In contrast, RCV has been shown to enfranchise communities of color by eliminating low-turnout primary elections which are attended by disproportionately older, whiter, and more affluent voters than the general election.  For example, in 2005 (before RCV was enacted), general election turnout was nearly three times greater than primary turnout (8 percent compared to 21 percent) in Ward 5  which is predominately people of color compared to two times greater for the city overall (15 percent to 30 percent). RCV mitigates this inequity by holding one election in November, when turnout is higher and more diverse.  In San Francisco, effective voter participation has increased as high as 300 percent in traditionally low-turnout precincts.

Myth #4: RCV elections are expensive.

FACT:  Any change in elections incurs start-up costs for education, training, and new ballot design.  Over time, RCV elections saves staff, time, and resources by eliminating low-turnout primaries and consolidating two elections in one.  In addition, all election equipment and ballot-counting tools are on regular replacement schedules.  Municipalities will have to pay to upgrade election equipment regardless of the implementation of ranked choice voting. Mr. Rice points to the aggregate projected cost of the 2013 election, much of which is unrelated to RCV and would also occur under a traditional election (new equipment-related expenses, increased election judge costs with anticipated higher turnout, and contingency funds in the event the city needs to conduct a hand count). Over time, the reduced expense of the eliminated primary is anticipated to yield savings to the city.
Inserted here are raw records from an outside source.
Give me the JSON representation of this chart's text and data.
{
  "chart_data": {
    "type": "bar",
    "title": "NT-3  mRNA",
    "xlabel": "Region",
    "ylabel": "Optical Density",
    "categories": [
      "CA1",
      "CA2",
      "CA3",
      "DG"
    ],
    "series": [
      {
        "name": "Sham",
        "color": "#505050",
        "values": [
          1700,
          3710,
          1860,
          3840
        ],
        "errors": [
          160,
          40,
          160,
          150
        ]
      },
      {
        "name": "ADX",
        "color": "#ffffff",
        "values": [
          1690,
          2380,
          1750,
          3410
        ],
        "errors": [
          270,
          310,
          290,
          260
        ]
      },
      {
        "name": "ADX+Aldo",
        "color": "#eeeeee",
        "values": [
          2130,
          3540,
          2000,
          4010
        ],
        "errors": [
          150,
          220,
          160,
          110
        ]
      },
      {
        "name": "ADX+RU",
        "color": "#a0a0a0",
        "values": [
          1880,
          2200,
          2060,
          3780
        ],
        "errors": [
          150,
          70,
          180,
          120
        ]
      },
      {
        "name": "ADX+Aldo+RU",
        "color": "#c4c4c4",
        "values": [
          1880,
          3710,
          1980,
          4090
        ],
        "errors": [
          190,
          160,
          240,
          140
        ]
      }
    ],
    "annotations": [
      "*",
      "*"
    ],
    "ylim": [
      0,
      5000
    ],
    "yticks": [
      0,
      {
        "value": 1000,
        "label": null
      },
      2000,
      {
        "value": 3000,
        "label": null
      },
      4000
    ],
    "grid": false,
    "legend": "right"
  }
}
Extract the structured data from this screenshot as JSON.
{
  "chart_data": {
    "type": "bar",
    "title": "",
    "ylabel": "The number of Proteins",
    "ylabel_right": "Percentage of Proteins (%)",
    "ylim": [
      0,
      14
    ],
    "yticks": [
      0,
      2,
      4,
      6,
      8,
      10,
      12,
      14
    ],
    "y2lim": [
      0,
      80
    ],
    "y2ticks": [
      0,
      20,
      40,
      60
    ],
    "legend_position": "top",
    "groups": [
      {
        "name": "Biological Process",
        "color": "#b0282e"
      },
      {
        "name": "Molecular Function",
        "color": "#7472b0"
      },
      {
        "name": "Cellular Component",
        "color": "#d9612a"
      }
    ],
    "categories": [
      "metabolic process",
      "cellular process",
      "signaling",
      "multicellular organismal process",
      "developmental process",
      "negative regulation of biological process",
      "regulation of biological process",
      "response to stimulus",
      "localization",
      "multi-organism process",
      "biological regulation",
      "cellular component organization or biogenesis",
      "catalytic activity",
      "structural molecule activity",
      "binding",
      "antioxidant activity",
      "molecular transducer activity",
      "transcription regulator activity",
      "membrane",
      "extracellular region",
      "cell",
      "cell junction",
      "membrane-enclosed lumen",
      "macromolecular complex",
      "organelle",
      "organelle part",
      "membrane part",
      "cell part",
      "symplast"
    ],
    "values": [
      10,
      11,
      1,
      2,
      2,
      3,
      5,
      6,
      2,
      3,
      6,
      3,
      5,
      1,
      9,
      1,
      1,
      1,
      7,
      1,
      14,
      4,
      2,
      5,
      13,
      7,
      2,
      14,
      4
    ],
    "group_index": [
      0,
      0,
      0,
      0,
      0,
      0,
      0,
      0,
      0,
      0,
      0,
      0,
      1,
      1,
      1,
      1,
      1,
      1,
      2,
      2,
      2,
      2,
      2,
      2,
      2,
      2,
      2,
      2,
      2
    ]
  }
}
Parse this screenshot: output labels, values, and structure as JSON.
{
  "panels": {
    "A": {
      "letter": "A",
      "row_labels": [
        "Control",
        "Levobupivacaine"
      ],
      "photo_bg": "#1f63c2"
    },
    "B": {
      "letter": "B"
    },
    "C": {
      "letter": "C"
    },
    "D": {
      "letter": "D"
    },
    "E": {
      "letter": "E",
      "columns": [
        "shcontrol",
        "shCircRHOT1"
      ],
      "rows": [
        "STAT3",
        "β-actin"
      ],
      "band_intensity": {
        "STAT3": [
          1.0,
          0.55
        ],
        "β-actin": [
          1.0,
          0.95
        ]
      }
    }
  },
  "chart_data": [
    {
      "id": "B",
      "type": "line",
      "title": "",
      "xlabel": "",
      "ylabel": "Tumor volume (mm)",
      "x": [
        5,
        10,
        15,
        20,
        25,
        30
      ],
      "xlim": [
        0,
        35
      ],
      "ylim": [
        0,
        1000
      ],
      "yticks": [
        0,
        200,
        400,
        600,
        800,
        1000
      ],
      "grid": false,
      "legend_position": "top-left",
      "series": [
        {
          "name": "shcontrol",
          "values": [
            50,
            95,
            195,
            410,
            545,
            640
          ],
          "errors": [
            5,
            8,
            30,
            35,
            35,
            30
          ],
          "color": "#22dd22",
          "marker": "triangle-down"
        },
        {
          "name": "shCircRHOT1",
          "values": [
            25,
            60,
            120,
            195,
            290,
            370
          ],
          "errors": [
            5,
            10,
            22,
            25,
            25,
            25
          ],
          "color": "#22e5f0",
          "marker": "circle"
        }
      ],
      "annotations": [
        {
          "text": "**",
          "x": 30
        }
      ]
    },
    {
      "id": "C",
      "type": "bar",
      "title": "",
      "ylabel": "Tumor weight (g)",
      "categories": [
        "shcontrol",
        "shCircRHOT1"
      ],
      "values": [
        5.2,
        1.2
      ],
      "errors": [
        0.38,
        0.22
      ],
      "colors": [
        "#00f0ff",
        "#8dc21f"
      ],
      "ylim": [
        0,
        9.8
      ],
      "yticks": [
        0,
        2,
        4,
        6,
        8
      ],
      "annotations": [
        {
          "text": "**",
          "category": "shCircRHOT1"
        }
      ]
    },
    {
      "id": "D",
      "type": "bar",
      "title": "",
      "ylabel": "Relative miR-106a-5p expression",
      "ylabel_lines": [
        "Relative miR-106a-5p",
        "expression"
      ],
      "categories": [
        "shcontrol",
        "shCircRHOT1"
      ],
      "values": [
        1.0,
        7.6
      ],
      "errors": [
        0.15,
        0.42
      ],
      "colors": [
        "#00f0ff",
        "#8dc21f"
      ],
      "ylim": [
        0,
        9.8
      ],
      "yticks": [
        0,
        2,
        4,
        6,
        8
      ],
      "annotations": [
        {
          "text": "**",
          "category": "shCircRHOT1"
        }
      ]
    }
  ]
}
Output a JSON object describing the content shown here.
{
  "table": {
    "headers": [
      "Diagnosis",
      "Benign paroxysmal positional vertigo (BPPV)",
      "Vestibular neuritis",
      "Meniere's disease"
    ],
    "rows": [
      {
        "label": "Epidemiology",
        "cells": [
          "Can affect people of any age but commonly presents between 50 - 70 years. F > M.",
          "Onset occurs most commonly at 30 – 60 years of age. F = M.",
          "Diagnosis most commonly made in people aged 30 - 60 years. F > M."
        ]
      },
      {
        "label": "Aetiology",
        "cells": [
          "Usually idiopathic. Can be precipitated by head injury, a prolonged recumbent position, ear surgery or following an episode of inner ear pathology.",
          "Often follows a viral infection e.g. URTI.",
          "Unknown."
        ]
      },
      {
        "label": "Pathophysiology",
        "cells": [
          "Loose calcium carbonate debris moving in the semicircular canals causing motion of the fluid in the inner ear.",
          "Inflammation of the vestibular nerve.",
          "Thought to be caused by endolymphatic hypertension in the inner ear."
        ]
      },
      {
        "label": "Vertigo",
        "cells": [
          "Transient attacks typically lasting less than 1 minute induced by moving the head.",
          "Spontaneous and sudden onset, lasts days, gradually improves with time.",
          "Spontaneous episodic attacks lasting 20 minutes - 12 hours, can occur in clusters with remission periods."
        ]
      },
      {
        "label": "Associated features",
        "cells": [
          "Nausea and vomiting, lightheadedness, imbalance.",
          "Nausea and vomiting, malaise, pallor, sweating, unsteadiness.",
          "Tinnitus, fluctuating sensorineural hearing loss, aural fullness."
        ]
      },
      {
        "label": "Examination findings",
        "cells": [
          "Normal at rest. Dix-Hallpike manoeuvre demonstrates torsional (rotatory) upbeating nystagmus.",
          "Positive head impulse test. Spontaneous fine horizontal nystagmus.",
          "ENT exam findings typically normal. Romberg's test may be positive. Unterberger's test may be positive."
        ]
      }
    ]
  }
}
Read more about the implementation costs in the 2009 election.

Myth #5: RCV reduces the number of minority elected officials.

FACT: Over time, RCV has proven to yield more elected officials from historically underrepresented communities. RCV allows candidates to run without fear of being eliminated in a low-turnout primary, as well as the opportunity to garner votes from voters who are no longer afraid of splitting  or wasting their vote.

In San Francisco, where RCV has been in place for a decade, 16 of 18 elected officials are people of color and RCV played a big role.  In Oakland, the citys first female and Asian-American was elected mayor with second-choice votes under RCV. Outspent 5 to 1, she showed that the way to win an RCV election was not by raising the most money but by having the smartest strategy for securing second- and third- choice votes.

In particular, Mr. Rice cites a candidate of color who lost in a park board race at-large. There are many factors that affect the outcome of an election; to claim that this park board seat was won (or lost) exclusively because of race or because of RCV is naive and short-sighted. Endorsements, name recognition, funding, campaign organization, and competitiveness of the race all play a factor. In this case, the candidate who lost simply didn't garner enough votes to win.

Myth #6: RCV reduces voter turnout.

FACT:  Opponents are quick to blame RCV for the low turnout in 2009. We hope they are as quick to credit RCV for the anticipated high turnout in 2013. The fact is Minneapolis had an extremely popular mayor who was running again in 2009. It was not a competitive, compelling race. Voter turnout was expected to be low, and it was.  Saint Paul also had extremely low voter turnout that year as well, under the pre-RCV system, for exactly the same reason: the lack of a competitive race for mayor.  While there was a competitive citywide park board race in Minneapolis, only a small share of city voters cast a ballot in these races.

As stated above, RCV increases effective voter participation by bringing together the most candidates with the most voters in a single high turnout, diverse election.

Myth #7: RCV doesnt provide majority winners. 

Opponents point to the park board district 5 race in which the winner received less than a majority of initial ballots cast. In that race, the winner received 52.5% of continuing votes.  Not all voters have a preference after their first choice and some ballots were exhausted before the final round. Thats a voters will and under RCV, thats perfectly acceptable.